The Epicentre of a Global Rise

The rebellion of the Lebanese people was not born in response to the explosion of August 4. In October of last year the masses took to the streets for weeks, forcing the resignation of the prime minister at that time, after he tried to impose a tax on WhatsApp messages. That tax was the final straw, unleashing a revolutionary process that continues today against the confessional and sectarian regime that was born with the end of the civil war in 1989.

The people rose up against 30 years of neoliberalism, surrender, adjustment and corruption that led Lebanon to a total economic collapse in 2019. For this reason, the new government, which emerged from the same political parties of the regime, did not offer any solution nor stopped the process of mobilization.

The quarantine imposed by the coronavirus pandemic granted the government a pause in the protests, which was also short-lived. Since April 20, the people have taken to the streets again, radicalized and targeting the government and the banks with the cry of “better to die of coronavirus than of hunger.”

Both in October and in recent months, the Lebanese youth has been at the forefront of the rebellion, a process that is not limited to the country, but that has crossed all over the world last year, and which at the same time has in Lebanon an inspiring epicenter that spreads a process of rebellion against capitalist austerity and repression throughout the region, which has seen major mobilizations in Iran, Iraq and other countries in recent months.

The explosion in the port precipitated another chapter in the revolutionary process that had been developing and deepening day by day.

Imperialist Hands Off Lebanon!

French President Emmanuel Macron visited Beirut the day after the explosion. Behind his false humanitarian discourse, two concerns of French imperialism are hidden. One is to defend their economic interests in the country, which was a French protectorate from 1920 to 1943. Since then, the French bourgeoisie has carried on important businesses in Lebanon.

On the other hand, France is one of the countries most shaken by the worldwide rise of the class struggle, with the rebellion of the yellow vests and historical general strikes. If there is one thing Macron is clear about, it is that the spread of the Lebanese revolution in the region will have repercussions in Europe as well, just as the Arab Spring had in 2011.
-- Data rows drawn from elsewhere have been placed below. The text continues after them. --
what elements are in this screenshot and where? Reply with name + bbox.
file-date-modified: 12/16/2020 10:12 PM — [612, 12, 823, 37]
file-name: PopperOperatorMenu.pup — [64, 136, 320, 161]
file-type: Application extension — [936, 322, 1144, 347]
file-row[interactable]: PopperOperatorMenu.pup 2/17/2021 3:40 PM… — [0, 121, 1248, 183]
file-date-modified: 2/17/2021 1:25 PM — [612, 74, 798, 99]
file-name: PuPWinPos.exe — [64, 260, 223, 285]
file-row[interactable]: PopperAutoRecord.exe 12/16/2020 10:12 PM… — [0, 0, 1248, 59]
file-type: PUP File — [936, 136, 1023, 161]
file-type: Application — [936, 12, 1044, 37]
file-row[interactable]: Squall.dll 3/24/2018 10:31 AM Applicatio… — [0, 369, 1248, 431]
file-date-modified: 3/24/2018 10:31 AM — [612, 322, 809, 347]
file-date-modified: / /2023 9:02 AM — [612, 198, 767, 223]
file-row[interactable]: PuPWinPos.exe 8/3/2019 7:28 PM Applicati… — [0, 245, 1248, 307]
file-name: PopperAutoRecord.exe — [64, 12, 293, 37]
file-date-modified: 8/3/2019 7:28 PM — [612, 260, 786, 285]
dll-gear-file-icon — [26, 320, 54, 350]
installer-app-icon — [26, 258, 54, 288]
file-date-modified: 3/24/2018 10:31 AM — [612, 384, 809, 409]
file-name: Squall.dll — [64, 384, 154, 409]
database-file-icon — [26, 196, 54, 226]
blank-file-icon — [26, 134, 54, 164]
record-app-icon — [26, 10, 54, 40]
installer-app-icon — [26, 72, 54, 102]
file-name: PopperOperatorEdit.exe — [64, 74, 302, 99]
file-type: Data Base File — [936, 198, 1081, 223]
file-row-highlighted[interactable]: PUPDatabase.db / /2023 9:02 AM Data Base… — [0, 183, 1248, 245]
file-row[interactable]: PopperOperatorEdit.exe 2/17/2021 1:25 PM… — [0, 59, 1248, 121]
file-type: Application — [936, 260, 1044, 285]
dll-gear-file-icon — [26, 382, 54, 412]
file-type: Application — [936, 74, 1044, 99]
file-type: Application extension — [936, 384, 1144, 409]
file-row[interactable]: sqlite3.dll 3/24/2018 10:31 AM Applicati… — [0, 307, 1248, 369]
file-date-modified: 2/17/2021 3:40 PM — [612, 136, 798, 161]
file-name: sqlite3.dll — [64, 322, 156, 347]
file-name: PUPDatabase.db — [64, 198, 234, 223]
Macron’s interventionist intentions were so unconcealed that during his visit a petition “asking” that France take control of the country for 10 years started circulating. This neocolonial attempt by French imperialism must be confronted and defeated.

Internationalist Solidarity: 1$ for Lebanon

Our comrades of the “Movement for Change” have been at the forefront of the rebellion since October, being one of the most influential leading organizations of the permanent encampment and the daily mobilizations that overturned the government of that time.

Since the port explosion, they have been organizing the cleaning of debris, collection and distribution of food and other necessities and accommodation for families who lost their homes. And they have once again been in the frontline in this new uprising.

The uprising has the huge challenge of putting an end to the pacts between the religious sects that divide the different government institutions between themselves and to impose completely free elections.

Our comrades have been promoting a call to the whole of the left to propose a way out and a political alternative for the workers and the popular sectors to confront all the traditional parties of the broken regime and the interventionist attempts of imperialism.

They need our support and solidarity. For this reason, the ISL Conference that took place on August 8 and 9, with the participation of revolutionary organizations and militants from 28 countries, voted to promote the international solidarity campaign “one dollar for Lebanon”, to raise critically needed funds there and support the struggle of the Lebanese revolutionaries.